Mujahideen claim the fall of Khost


ISLAMABAD, Pakistan -- Afghan rebels claimed Sunday they have captured the eastern Afghan city of Khost after a fierce battle with forces loyal to the Communist government in Kabul.

About 150 soldiers of the Kabul regime were killed around Khost during the last two days and 500 surrendered to the rebels, the rebels said.


The rebel announcement followed a broadcast late Saturday by the official Afghan radio, which said 'the extremists have increased their pressure on the Khost garrison.' In the past Kabul radio has only admitted 'increased pressure' on places that already had fallen to the rebels.

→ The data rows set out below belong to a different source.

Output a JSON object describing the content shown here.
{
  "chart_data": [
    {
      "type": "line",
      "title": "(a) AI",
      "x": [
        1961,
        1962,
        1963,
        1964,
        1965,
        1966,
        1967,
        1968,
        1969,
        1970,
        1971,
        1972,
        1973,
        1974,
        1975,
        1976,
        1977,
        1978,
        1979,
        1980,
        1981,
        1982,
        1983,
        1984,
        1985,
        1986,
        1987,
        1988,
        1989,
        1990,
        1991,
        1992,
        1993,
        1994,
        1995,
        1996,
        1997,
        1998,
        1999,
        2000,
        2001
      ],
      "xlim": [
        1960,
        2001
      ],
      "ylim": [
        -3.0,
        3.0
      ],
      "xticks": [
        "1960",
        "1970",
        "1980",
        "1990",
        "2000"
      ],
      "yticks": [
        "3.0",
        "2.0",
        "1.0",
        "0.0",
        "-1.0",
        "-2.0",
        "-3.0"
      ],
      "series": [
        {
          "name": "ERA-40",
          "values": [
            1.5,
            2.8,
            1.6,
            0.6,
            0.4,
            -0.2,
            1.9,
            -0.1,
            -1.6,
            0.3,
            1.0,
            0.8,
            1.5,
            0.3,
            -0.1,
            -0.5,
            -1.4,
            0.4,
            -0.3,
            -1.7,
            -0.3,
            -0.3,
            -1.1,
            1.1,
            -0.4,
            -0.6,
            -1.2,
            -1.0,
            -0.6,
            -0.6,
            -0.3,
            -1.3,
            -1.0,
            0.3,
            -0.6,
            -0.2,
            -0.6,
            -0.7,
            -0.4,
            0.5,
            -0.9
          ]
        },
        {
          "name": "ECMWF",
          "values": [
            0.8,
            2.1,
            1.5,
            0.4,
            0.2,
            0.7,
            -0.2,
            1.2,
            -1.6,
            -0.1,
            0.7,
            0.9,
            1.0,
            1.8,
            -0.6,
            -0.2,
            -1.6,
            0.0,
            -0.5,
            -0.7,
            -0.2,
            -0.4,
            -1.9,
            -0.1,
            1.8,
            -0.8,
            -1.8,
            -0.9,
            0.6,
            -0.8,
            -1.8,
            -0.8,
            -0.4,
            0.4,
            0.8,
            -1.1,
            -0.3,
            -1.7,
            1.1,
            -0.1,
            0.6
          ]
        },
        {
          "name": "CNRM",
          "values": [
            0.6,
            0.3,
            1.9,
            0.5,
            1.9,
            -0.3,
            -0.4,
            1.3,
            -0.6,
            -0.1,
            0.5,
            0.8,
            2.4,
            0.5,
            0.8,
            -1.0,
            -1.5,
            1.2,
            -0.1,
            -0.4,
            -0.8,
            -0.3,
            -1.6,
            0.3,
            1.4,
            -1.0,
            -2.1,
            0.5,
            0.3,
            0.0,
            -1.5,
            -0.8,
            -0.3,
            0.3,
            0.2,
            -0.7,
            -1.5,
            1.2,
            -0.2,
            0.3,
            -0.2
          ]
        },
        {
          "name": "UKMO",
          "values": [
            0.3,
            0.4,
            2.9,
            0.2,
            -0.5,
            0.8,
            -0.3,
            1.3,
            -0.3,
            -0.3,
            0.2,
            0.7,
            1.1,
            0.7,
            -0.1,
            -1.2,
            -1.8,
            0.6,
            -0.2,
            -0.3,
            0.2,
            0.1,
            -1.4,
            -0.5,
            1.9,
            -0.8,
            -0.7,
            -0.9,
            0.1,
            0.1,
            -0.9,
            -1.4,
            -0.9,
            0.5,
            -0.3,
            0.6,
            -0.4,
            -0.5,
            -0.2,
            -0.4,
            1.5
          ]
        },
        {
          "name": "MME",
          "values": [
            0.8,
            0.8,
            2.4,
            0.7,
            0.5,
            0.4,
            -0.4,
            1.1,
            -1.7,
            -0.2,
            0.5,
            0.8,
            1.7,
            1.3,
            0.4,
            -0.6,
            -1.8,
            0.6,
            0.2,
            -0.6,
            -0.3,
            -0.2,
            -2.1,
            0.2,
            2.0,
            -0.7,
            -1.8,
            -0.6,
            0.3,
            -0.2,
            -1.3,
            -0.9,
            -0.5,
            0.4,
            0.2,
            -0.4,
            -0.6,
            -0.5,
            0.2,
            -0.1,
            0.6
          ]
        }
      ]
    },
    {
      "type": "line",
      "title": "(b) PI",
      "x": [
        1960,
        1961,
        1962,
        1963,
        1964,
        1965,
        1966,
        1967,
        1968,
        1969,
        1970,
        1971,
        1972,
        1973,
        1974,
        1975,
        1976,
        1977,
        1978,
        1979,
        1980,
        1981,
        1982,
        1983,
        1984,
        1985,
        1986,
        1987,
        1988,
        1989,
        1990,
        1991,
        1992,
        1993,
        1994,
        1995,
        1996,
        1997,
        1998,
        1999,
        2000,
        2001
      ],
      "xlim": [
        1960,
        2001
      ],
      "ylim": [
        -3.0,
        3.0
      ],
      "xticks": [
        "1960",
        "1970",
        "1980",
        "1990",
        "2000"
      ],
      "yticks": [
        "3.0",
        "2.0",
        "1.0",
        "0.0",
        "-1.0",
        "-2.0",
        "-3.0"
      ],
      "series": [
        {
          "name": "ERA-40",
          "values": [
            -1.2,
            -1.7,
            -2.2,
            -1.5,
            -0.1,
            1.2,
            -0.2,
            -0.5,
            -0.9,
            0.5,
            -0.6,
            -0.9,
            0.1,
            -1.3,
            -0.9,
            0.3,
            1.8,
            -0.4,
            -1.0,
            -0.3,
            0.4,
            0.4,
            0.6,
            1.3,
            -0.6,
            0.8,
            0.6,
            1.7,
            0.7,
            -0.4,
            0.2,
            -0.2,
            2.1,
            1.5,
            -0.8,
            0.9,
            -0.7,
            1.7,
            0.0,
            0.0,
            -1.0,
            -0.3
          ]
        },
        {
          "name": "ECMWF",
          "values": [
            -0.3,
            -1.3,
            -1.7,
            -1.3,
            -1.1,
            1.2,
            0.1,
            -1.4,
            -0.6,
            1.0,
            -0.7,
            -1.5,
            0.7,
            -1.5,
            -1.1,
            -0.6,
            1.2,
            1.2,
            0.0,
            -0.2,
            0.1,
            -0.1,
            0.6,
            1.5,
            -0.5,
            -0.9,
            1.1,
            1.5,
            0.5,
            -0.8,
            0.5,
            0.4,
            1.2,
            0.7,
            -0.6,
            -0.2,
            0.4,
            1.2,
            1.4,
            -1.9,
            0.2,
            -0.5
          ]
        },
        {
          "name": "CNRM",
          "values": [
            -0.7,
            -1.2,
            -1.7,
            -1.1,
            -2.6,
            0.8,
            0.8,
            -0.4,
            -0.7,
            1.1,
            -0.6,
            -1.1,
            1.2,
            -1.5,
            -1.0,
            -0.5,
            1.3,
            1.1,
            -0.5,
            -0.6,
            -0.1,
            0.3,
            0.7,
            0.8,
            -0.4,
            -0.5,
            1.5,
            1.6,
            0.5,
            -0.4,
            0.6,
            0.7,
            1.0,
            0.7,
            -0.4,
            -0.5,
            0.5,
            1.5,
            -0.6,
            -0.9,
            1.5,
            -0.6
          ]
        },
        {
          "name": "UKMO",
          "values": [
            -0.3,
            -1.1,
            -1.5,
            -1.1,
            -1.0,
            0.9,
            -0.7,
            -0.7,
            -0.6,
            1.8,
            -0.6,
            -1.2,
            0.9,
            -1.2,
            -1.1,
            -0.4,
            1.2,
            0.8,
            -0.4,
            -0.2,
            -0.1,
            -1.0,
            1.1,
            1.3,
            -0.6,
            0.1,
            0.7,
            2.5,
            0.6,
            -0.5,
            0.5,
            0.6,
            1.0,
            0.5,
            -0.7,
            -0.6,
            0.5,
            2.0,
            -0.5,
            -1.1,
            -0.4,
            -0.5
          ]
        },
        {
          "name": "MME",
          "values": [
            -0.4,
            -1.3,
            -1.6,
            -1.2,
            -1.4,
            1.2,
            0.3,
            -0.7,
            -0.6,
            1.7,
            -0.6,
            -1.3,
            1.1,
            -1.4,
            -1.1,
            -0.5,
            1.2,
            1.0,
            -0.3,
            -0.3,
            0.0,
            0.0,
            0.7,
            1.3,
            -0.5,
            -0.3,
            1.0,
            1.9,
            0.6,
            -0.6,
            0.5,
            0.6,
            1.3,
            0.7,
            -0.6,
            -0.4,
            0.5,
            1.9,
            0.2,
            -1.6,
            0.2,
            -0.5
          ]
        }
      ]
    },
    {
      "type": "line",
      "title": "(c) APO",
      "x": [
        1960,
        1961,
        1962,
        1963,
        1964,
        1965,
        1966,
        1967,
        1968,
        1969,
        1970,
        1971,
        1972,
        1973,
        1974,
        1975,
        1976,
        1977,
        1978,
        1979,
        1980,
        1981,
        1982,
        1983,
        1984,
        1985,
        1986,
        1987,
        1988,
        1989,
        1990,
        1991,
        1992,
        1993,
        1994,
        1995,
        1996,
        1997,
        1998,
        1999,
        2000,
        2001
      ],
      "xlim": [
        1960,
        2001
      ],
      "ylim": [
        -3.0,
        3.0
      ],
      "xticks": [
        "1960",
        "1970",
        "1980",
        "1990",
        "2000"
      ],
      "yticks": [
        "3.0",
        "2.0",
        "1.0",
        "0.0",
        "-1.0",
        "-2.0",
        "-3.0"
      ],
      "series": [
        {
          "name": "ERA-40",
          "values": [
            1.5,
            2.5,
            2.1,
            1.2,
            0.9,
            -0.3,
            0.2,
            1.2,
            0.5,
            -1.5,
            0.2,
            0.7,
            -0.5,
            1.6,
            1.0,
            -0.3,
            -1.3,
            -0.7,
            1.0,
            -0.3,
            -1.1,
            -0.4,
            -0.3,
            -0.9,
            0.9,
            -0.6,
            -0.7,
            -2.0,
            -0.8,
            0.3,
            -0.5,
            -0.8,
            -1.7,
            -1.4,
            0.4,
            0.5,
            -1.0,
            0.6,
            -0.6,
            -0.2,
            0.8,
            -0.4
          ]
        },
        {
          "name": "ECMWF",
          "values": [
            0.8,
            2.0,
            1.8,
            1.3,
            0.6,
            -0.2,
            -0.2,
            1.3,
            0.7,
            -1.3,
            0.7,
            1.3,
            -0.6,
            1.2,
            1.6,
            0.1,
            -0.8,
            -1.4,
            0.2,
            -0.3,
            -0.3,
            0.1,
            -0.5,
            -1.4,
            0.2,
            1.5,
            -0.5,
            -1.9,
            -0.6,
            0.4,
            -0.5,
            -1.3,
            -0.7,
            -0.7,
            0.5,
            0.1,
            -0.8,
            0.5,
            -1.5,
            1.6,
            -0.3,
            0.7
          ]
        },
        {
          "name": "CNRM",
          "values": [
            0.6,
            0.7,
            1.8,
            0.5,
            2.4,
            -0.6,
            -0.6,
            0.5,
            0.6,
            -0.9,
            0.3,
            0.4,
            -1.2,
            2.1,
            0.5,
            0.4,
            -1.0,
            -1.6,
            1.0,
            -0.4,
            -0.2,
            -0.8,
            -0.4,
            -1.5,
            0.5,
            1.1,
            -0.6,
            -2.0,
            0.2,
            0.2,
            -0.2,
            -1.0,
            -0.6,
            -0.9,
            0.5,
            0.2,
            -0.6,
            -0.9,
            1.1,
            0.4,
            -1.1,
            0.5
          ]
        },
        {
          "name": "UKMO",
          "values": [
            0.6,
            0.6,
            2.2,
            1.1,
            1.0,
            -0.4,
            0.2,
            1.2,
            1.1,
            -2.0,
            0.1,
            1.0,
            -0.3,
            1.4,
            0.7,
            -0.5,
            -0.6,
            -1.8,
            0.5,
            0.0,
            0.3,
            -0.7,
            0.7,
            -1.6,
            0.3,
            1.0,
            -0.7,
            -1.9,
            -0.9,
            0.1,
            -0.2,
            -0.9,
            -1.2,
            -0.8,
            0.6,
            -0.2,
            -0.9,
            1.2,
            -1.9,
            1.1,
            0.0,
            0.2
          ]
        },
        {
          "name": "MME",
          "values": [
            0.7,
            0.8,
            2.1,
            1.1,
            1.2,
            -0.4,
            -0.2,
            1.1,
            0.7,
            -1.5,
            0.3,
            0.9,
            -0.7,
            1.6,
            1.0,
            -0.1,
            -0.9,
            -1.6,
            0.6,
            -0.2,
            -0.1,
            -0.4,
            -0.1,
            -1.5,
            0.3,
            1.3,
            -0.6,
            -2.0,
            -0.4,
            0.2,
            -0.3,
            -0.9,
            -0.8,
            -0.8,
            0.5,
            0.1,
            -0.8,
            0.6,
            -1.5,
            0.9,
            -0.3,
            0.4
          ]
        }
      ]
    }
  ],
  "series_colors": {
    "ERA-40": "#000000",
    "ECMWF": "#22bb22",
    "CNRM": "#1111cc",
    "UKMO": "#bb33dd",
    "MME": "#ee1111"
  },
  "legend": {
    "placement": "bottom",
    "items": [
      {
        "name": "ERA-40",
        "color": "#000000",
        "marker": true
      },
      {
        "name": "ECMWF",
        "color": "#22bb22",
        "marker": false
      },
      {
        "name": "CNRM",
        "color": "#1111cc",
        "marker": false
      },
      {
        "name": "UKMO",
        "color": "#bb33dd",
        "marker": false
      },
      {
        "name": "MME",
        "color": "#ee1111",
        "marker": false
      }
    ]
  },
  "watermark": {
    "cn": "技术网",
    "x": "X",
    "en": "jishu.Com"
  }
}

The announcements, however, failed to clear the confusion that has surrounded Khost and its fate ever since the Mujahideen launched their offensive March 21.

The Afghan News Agency, in a separate report, said, 'The Mujahideen have entered Khost city from three sides but they are still facing resistance from the Kabul forces.'

The guerrillas have claimed capturing Khost city, old and new airports and the adjacent areas several times since March 21 only to say the next day that fighting continues.

However, on March 25, Radio Kabul broadcast a message from President Najibullah saying that parts of Khost had fallen to the rebels but that forces loyal to government still controlled the airport.


It was first such admission of defeat by the radio in a message coming from the president.

Thousands of Mujahideen flocked to Khost on March 26 anticipating a victory.

There were 3,000 Mujahideen around Khost when the offensive began their number now has gone beyond 25,000.

The Mujahiddeen also have claimed to have downed two Soviet-made MiG aircraft during their Khost offensive and to have captured one plane and one helicopter.

Known as Little Moscow for its staunch pro-Communist tribesmen, Khost has a symbolic importance for the Mujahideen. Its capture could once again bring the rebel effort international media coverage and renewed aid.

Khost's fall also would enable the rebels to move their Pakistan- based interim government into a major Afghan city. The guerrillas, who have been fighting against the Moscow-backed Kabul regime since 1979 when the Soviets invaded Afghanistan, control a large part of rural Afghanistan but had not been able to capture a major city.

The rebels also have been criticized by their Western and Arab supporters for their failure to move their interim government inside Afghanistan despite the Soviet withdrawal from Afghanistan in 1989.